Why is Microsoft doing this? Partners told CRN this is the software giant's way of dealing with Office 365 seats that customers have purchased but not deployed. Microsoft views unused seats as a threat because it thinks these customers could still be snatched by Google and other cloud rivals.

"Google makes it really easy to get to their cloud," one partner said. "With Microsoft, if you're on Exchange 2003, getting to Office 365 is not an easy process."

"They have a new internal metric that is driving the need to deploy Office 365 seats as quickly as possible," another partner said.

NEXT: More Reasons Why Microsoft Is Making These Changes

Sources said Microsoft also feels some partners are charging too much for Office 365 migration work, and this could potentially hinder sales of its cloud services.

"Microsoft has recognized that a lot of partners have made a lot of money based on the complexity of Office 365 product. If you're a partner that built a business completely around Office 365 deployment, you’re on a sinking ship," one partner told CRN.
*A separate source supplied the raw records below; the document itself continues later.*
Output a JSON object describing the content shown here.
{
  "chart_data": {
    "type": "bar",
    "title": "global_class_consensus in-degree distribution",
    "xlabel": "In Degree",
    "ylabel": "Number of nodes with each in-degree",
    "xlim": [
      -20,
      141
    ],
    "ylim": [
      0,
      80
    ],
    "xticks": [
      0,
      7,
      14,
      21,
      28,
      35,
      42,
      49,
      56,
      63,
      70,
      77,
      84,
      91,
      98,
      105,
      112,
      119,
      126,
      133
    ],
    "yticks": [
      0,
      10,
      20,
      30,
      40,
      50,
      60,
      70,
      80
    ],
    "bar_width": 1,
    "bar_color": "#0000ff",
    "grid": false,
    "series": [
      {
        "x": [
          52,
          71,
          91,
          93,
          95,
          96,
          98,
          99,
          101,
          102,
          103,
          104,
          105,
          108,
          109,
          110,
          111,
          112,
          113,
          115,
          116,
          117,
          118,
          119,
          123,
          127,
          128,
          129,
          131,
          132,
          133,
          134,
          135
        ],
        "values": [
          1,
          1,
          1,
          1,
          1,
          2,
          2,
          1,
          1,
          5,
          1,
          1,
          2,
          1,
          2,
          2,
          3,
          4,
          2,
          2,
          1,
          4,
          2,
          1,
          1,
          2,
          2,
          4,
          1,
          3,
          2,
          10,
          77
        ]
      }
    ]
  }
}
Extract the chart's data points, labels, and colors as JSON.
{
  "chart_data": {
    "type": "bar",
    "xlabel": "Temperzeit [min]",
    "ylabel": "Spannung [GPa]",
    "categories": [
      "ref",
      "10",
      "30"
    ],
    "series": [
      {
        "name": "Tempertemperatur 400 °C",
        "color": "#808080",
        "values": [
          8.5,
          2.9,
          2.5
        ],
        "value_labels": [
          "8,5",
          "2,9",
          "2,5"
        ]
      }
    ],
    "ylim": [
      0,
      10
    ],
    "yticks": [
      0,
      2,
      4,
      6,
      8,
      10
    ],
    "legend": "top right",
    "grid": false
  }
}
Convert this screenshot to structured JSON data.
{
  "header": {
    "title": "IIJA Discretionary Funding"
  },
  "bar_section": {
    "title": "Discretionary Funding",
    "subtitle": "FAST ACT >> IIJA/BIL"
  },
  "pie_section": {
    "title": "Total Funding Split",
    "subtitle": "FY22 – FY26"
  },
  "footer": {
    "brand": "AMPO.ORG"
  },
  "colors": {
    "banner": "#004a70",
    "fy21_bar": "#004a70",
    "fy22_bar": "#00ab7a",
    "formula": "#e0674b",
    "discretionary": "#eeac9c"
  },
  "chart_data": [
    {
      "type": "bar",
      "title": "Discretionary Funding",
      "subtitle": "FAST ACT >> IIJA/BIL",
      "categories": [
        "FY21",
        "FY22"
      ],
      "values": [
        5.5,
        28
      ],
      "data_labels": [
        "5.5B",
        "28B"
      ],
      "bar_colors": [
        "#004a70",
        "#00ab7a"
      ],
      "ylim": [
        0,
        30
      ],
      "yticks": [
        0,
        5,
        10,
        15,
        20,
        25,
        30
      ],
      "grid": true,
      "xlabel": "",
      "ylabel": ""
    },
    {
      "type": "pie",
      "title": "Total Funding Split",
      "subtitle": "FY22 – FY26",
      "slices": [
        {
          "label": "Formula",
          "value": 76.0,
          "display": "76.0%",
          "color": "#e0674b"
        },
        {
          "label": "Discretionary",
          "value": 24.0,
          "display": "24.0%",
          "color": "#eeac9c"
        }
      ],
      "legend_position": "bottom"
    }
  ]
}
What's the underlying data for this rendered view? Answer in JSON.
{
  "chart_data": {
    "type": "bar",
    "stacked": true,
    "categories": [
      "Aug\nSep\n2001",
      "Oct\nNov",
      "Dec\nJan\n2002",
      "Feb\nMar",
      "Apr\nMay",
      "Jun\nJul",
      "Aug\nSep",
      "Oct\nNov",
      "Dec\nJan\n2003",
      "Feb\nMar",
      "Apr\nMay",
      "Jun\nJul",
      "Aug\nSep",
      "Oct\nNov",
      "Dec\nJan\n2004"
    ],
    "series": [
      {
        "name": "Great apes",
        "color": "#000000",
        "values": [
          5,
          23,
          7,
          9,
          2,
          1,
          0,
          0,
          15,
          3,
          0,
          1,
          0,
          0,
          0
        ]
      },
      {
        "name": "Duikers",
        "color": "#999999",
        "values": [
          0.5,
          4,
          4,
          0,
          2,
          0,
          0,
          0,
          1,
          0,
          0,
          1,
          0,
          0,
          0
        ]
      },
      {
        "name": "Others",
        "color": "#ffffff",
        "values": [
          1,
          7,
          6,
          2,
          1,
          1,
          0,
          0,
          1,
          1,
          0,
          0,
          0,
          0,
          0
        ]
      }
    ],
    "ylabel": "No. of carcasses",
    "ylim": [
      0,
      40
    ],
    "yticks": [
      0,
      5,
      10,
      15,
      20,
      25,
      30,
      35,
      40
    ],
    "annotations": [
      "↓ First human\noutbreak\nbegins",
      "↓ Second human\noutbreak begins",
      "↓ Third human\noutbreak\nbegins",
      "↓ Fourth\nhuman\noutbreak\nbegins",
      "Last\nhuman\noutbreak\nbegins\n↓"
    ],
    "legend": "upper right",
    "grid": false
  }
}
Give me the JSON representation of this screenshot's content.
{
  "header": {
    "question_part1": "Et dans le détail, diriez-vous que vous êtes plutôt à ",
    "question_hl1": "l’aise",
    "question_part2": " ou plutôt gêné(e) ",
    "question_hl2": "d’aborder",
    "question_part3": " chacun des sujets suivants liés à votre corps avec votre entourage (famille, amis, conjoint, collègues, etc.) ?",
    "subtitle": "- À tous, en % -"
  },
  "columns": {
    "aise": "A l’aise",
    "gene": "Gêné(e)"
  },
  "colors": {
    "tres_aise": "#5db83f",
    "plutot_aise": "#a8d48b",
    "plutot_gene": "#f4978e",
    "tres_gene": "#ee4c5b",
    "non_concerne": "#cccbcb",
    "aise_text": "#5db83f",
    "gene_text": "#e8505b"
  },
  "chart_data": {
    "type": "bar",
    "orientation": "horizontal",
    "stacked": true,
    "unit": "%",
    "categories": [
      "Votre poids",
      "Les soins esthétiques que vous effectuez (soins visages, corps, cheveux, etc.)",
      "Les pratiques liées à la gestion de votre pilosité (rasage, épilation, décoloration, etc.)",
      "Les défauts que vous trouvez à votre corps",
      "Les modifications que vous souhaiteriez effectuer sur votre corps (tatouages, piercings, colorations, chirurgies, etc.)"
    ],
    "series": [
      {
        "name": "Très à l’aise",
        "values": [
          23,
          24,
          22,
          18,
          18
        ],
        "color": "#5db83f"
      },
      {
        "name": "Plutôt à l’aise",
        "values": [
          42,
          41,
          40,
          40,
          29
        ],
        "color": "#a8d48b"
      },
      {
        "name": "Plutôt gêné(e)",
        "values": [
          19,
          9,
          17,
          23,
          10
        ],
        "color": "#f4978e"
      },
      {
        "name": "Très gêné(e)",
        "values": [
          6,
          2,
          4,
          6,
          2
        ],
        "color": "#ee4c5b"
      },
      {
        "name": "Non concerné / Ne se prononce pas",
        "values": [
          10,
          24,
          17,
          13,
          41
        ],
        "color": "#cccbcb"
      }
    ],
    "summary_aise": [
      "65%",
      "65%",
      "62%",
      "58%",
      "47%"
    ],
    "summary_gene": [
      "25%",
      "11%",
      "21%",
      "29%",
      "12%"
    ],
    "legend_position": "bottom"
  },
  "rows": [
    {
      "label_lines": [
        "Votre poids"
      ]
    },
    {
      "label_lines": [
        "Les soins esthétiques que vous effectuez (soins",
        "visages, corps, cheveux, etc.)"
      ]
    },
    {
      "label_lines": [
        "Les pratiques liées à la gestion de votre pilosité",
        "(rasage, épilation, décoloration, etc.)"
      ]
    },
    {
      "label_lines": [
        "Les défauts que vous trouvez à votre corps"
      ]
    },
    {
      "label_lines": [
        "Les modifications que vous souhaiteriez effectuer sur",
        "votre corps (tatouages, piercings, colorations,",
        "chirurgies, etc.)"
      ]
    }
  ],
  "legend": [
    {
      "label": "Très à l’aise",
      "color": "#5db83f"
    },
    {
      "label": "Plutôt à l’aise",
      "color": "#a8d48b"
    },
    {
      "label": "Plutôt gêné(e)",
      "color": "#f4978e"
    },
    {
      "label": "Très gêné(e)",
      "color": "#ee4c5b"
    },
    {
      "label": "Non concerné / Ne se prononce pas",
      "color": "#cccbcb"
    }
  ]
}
The problem with Microsoft's free Office 365 migration service, bare bones though it may be, is that it could create an impression in the marketplace that all migration services should be free, sources said.

"When word gets out that Microsoft is doing this for free, it will devalue the services that we're delivering," one partner with a thriving Microsoft cloud business told CRN. "Partners already have a compelling reason to deliver a great experience to customers, but this damages the integrity of our process."

Microsoft's Bansal said the Office 365 FastTrack program update isn't about competing with partners, but giving customers a quicker way to get value from the cloud services they've bought.

"There are three goals: allowing customers to get value out of services fast, engaging partners and helping them deliver high-value services, and attaching a partner to every customer that doesn't have one," Bansal told CRN.

That may be true, but many Microsoft partners told CRN they consider this to be another example of the company doing a poor job of communicating major changes to the channel.

Some partners see parallels between Office 365 FastTrack and changes Microsoft made to its Advisor Enterprise Agreement Deploy program in January, which caused some partners' fees to drop more than 50 percent.

"Microsoft promised to be more transparent and give more notice in the future after the partner-of-record fee cut in January. Breaking that promise causes a lot of mistrust," said one disgruntled partner. "The bottom line is that this is tremendously impactful to many Microsoft partners that make their money from email migrations."